David explains, “The deepest part of the North Nottinghamshire coalfield, for example, is not rebounding as expected which suggests that the mine plans here might not be completely accurate. The stability is confirmed by the InSAR and the model – future monitoring of this area will help to identify if or when rebound does eventually occur.
“Next steps for the project are to integrate our results into an existing screening tool developed by the Environment Agency and Coal Authority to help local planning authorities, developers and consultants design sustainable drainage systems in coalfield areas. The initial results, generated at a regional scale, have the potential to be scaled to all coalfields in the UK, with the aid of national InSAR maps,” adds David.

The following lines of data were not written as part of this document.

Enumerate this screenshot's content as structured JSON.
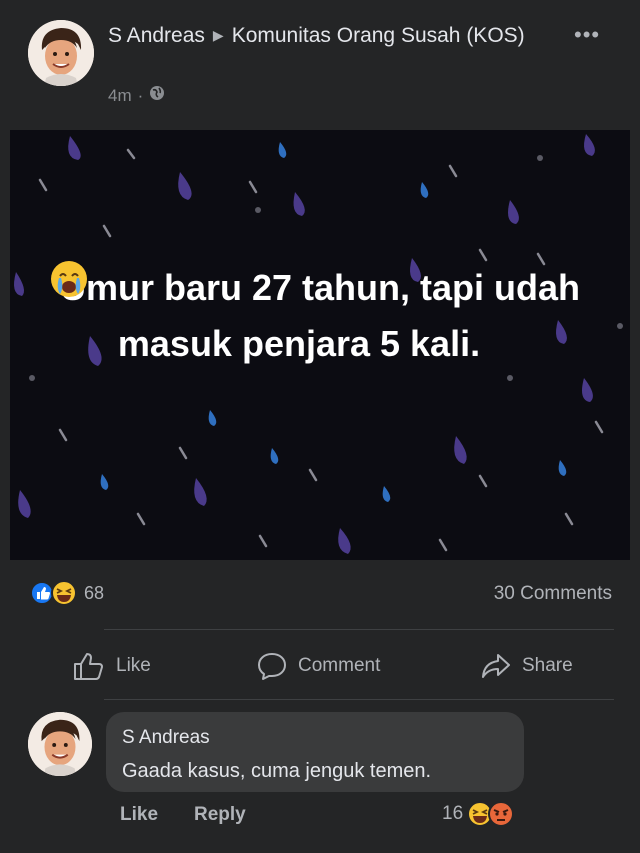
{
  "post": {
    "author": "S Andreas",
    "group": "Komunitas Orang Susah (KOS)",
    "time": "4m",
    "separator": "·",
    "privacy_icon": "globe-icon",
    "more_icon": "more-icon",
    "more_label": "•••",
    "image_text": "Umur baru 27 tahun, tapi udah masuk penjara 5 kali.",
    "reaction_icons": [
      "like-reaction-icon",
      "haha-reaction-icon"
    ],
    "reaction_count": "68",
    "comments_count": "30 Comments"
  },
  "actions": {
    "like": "Like",
    "comment": "Comment",
    "share": "Share"
  },
  "comment": {
    "author": "S Andreas",
    "text": "Gaada kasus, cuma jenguk temen.",
    "like": "Like",
    "reply": "Reply",
    "reaction_count": "16",
    "reaction_icons": [
      "haha-reaction-icon",
      "angry-reaction-icon"
    ]
  },
  "colors": {
    "background": "#242526",
    "bubble": "#3a3b3c",
    "like_blue": "#1877f2",
    "haha_yellow": "#f7c330",
    "angry_orange": "#e8673a",
    "raindrop_purple": "#4a3a8a"
  }
}
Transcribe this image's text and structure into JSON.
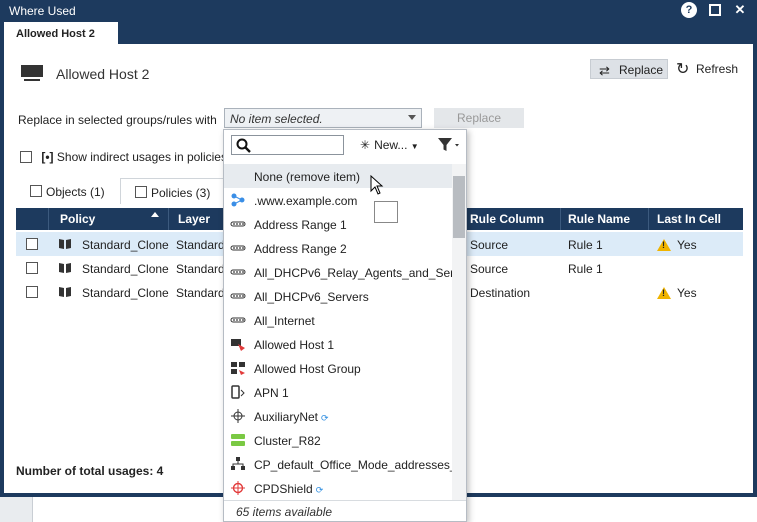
{
  "window": {
    "title": "Where Used",
    "tab": "Allowed Host 2"
  },
  "header": {
    "object_name": "Allowed Host 2",
    "replace_button": "Replace",
    "refresh_button": "Refresh"
  },
  "replace_row": {
    "label": "Replace in selected groups/rules with",
    "combo_value": "No item selected.",
    "replace_button": "Replace"
  },
  "indirect": {
    "bracket": "[•]",
    "label": "Show indirect usages in policies"
  },
  "sub_tabs": [
    {
      "label": "Objects (1)"
    },
    {
      "label": "Policies (3)"
    }
  ],
  "grid": {
    "columns": {
      "policy": "Policy",
      "layer": "Layer",
      "rule_column": "Rule Column",
      "rule_name": "Rule Name",
      "last_in_cell": "Last In Cell"
    },
    "rows": [
      {
        "policy": "Standard_Clone",
        "layer": "Standard_",
        "rule_column": "Source",
        "rule_name": "Rule 1",
        "last_in_cell": "Yes",
        "selected": true
      },
      {
        "policy": "Standard_Clone",
        "layer": "Standard_",
        "rule_column": "Source",
        "rule_name": "Rule 1",
        "last_in_cell": "",
        "selected": false
      },
      {
        "policy": "Standard_Clone",
        "layer": "Standard_",
        "rule_column": "Destination",
        "rule_name": "",
        "last_in_cell": "Yes",
        "selected": false
      }
    ]
  },
  "footer": {
    "total": "Number of total usages: 4"
  },
  "dropdown": {
    "new_label": "New...",
    "items": [
      {
        "label": "None (remove item)",
        "icon": "none",
        "highlight": true
      },
      {
        "label": ".www.example.com",
        "icon": "domain-icon"
      },
      {
        "label": "Address Range 1",
        "icon": "address-range-icon"
      },
      {
        "label": "Address Range 2",
        "icon": "address-range-icon"
      },
      {
        "label": "All_DHCPv6_Relay_Agents_and_Servers",
        "icon": "address-range-icon"
      },
      {
        "label": "All_DHCPv6_Servers",
        "icon": "address-range-icon"
      },
      {
        "label": "All_Internet",
        "icon": "address-range-icon"
      },
      {
        "label": "Allowed Host 1",
        "icon": "host-icon"
      },
      {
        "label": "Allowed Host Group",
        "icon": "group-icon"
      },
      {
        "label": "APN 1",
        "icon": "apn-icon"
      },
      {
        "label": "AuxiliaryNet",
        "icon": "network-icon",
        "sync": true
      },
      {
        "label": "Cluster_R82",
        "icon": "cluster-icon"
      },
      {
        "label": "CP_default_Office_Mode_addresses_p...",
        "icon": "tree-icon"
      },
      {
        "label": "CPDShield",
        "icon": "shield-icon",
        "sync": true
      }
    ],
    "footer": "65 items available"
  },
  "colors": {
    "window_blue": "#1d3a5e",
    "selected_row": "#dcebf8",
    "warning": "#f0b400"
  }
}
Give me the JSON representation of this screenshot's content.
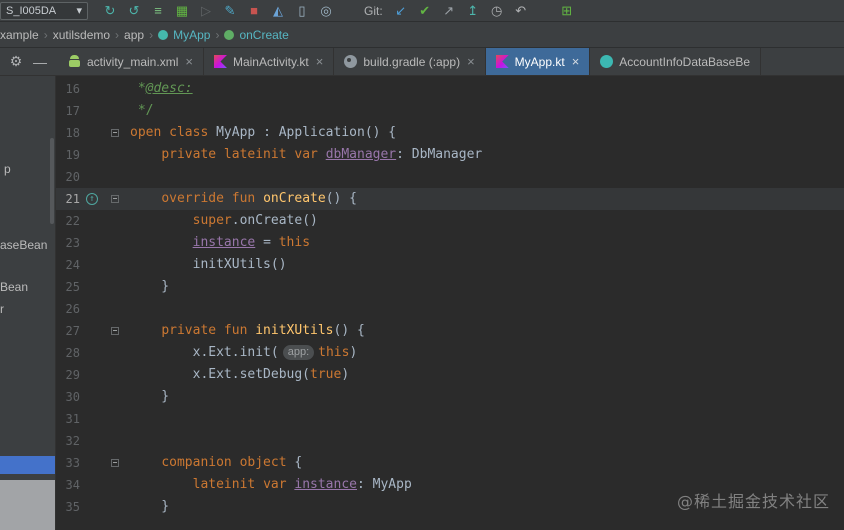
{
  "colors": {
    "editor_bg": "#2b2b2b",
    "panel_bg": "#3c3f41",
    "divider": "#323232",
    "text_default": "#a9b7c6",
    "text_ui": "#bbbbbb",
    "line_number": "#606366",
    "keyword": "#cc7832",
    "function_decl": "#ffc66d",
    "field": "#9876aa",
    "comment": "#629755",
    "current_line_bg": "#353739",
    "active_tab_bg": "#3e6a99",
    "selection_blue": "#4472ca",
    "hint_bg": "#4b4e50",
    "hint_text": "#9da0a2",
    "breadcrumb_accent": "#56b6c2",
    "watermark": "#9a9a9a"
  },
  "toolbar": {
    "device_selector": "S_I005DA",
    "caret_glyph": "▾",
    "git_label": "Git:",
    "left_icons": [
      {
        "name": "sync-project-icon",
        "glyph": "↻",
        "color": "#4db6ac"
      },
      {
        "name": "load-gradle-changes-icon",
        "glyph": "↺",
        "color": "#4db6ac"
      },
      {
        "name": "changelist-icon",
        "glyph": "≡",
        "color": "#7ec482"
      },
      {
        "name": "plugin-icon",
        "glyph": "▦",
        "color": "#62b543"
      },
      {
        "name": "run-disabled-icon",
        "glyph": "▷",
        "color": "#5f6365"
      },
      {
        "name": "edit-configuration-icon",
        "glyph": "✎",
        "color": "#4ea7c6"
      },
      {
        "name": "stop-icon",
        "glyph": "■",
        "color": "#c75450"
      },
      {
        "name": "profiler-icon",
        "glyph": "◭",
        "color": "#6ba3d6"
      },
      {
        "name": "device-manager-icon",
        "glyph": "▯",
        "color": "#9fb6c6"
      },
      {
        "name": "layout-inspector-icon",
        "glyph": "◎",
        "color": "#9fb6c6"
      }
    ],
    "git_icons": [
      {
        "name": "git-update-icon",
        "glyph": "↙",
        "color": "#4e9fd8"
      },
      {
        "name": "git-commit-icon",
        "glyph": "✔",
        "color": "#62b543"
      },
      {
        "name": "git-push-icon",
        "glyph": "↗",
        "color": "#9aa0a6"
      },
      {
        "name": "git-shelve-icon",
        "glyph": "↥",
        "color": "#4db6ac"
      },
      {
        "name": "history-icon",
        "glyph": "◷",
        "color": "#afb1b3"
      },
      {
        "name": "rollback-icon",
        "glyph": "↶",
        "color": "#afb1b3"
      }
    ],
    "tail_icons": [
      {
        "name": "sync-settings-icon",
        "glyph": "⊞",
        "color": "#62b543"
      }
    ]
  },
  "navbar": {
    "separator": "›",
    "items": [
      {
        "label": "xample"
      },
      {
        "label": "xutilsdemo"
      },
      {
        "label": "app"
      },
      {
        "label": "MyApp",
        "icon": "class-run-icon",
        "accent": true
      },
      {
        "label": "onCreate",
        "icon": "method-icon",
        "accent": true
      }
    ]
  },
  "panel": {
    "gear_glyph": "⚙",
    "hide_glyph": "—",
    "fragments": [
      "p",
      "aseBean",
      "Bean",
      "r"
    ]
  },
  "tabs": {
    "close_glyph": "×",
    "items": [
      {
        "label": "activity_main.xml",
        "active": false
      },
      {
        "label": "MainActivity.kt",
        "active": false
      },
      {
        "label": "build.gradle (:app)",
        "active": false
      },
      {
        "label": "MyApp.kt",
        "active": true
      },
      {
        "label": "AccountInfoDataBaseBe",
        "active": false
      }
    ]
  },
  "editor": {
    "override_glyph": "↑",
    "watermark": "@稀土掘金技术社区",
    "current_line": 21,
    "lines": [
      {
        "n": 16,
        "tokens": [
          [
            " *",
            "cm"
          ],
          [
            "@desc:",
            "kd"
          ]
        ]
      },
      {
        "n": 17,
        "tokens": [
          [
            " */",
            "cm"
          ]
        ]
      },
      {
        "n": 18,
        "fold": true,
        "tokens": [
          [
            "open class",
            "kw"
          ],
          [
            " MyApp : Application() {",
            "pl"
          ]
        ]
      },
      {
        "n": 19,
        "tokens": [
          [
            "    ",
            "pl"
          ],
          [
            "private lateinit var",
            "kw"
          ],
          [
            " ",
            "pl"
          ],
          [
            "dbManager",
            "fld"
          ],
          [
            ": DbManager",
            "pl"
          ]
        ]
      },
      {
        "n": 20,
        "tokens": []
      },
      {
        "n": 21,
        "current": true,
        "override": true,
        "fold": true,
        "tokens": [
          [
            "    ",
            "pl"
          ],
          [
            "override fun",
            "kw"
          ],
          [
            " ",
            "pl"
          ],
          [
            "onCreate",
            "fn"
          ],
          [
            "() {",
            "pl"
          ]
        ]
      },
      {
        "n": 22,
        "tokens": [
          [
            "        ",
            "pl"
          ],
          [
            "super",
            "kw"
          ],
          [
            ".onCreate()",
            "pl"
          ]
        ]
      },
      {
        "n": 23,
        "tokens": [
          [
            "        ",
            "pl"
          ],
          [
            "instance",
            "fld"
          ],
          [
            " = ",
            "pl"
          ],
          [
            "this",
            "kw"
          ]
        ]
      },
      {
        "n": 24,
        "tokens": [
          [
            "        initXUtils()",
            "pl"
          ]
        ]
      },
      {
        "n": 25,
        "tokens": [
          [
            "    }",
            "pl"
          ]
        ]
      },
      {
        "n": 26,
        "tokens": []
      },
      {
        "n": 27,
        "fold": true,
        "tokens": [
          [
            "    ",
            "pl"
          ],
          [
            "private fun",
            "kw"
          ],
          [
            " ",
            "pl"
          ],
          [
            "initXUtils",
            "fn"
          ],
          [
            "() {",
            "pl"
          ]
        ]
      },
      {
        "n": 28,
        "tokens": [
          [
            "        x.Ext.init(",
            "pl"
          ],
          [
            "app:",
            "hint"
          ],
          [
            "this",
            "kw"
          ],
          [
            ")",
            "pl"
          ]
        ]
      },
      {
        "n": 29,
        "tokens": [
          [
            "        x.Ext.setDebug(",
            "pl"
          ],
          [
            "true",
            "kw"
          ],
          [
            ")",
            "pl"
          ]
        ]
      },
      {
        "n": 30,
        "tokens": [
          [
            "    }",
            "pl"
          ]
        ]
      },
      {
        "n": 31,
        "tokens": []
      },
      {
        "n": 32,
        "tokens": []
      },
      {
        "n": 33,
        "fold": true,
        "tokens": [
          [
            "    ",
            "pl"
          ],
          [
            "companion object",
            "kw"
          ],
          [
            " {",
            "pl"
          ]
        ]
      },
      {
        "n": 34,
        "tokens": [
          [
            "        ",
            "pl"
          ],
          [
            "lateinit var",
            "kw"
          ],
          [
            " ",
            "pl"
          ],
          [
            "instance",
            "fld"
          ],
          [
            ": MyApp",
            "pl"
          ]
        ]
      },
      {
        "n": 35,
        "tokens": [
          [
            "    }",
            "pl"
          ]
        ]
      }
    ]
  }
}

Luke Bateson, Senior Remote Sensing Geologist from the British Geological Survey, said, “InSAR data offers a fantastic opportunity to reveal how the ground is moving, however we need studies such as David’s in order to understand what these ground motions relate to and what they mean. David’s study, not only provides this understanding but also provides a tool which can convert InSAR ground motions into information on mine water levels that can be used to make informed decisions.”
Dr Andrew Sowter, Chief Technical Officer at Terra Motion Ltd, explains, “Studies like this demonstrate the value to us, as a small commercial company, in investing in collaborative work with the University. We now have a remarkable, validated, result that is based upon our ISBAS InSAR method and demonstrably supported by a range of important stakeholders. This will enable us to further penetrate the market in a huge range of critical applications hitherto labelled as difficult for more conventional InSAR techniques, particularly those markets relating to underground fluid extraction and injection in more temperate, vegetated zones.”
The research was led by David Gee, and funded by the GeoEnergy Research Centre (GERC) and Terra Motion Limited. ENVISAT and Sentinel-1 SAR data were provided by the European Space Agency; geological data by the British Geological Survey and hydrogeological data by the Coal Authority.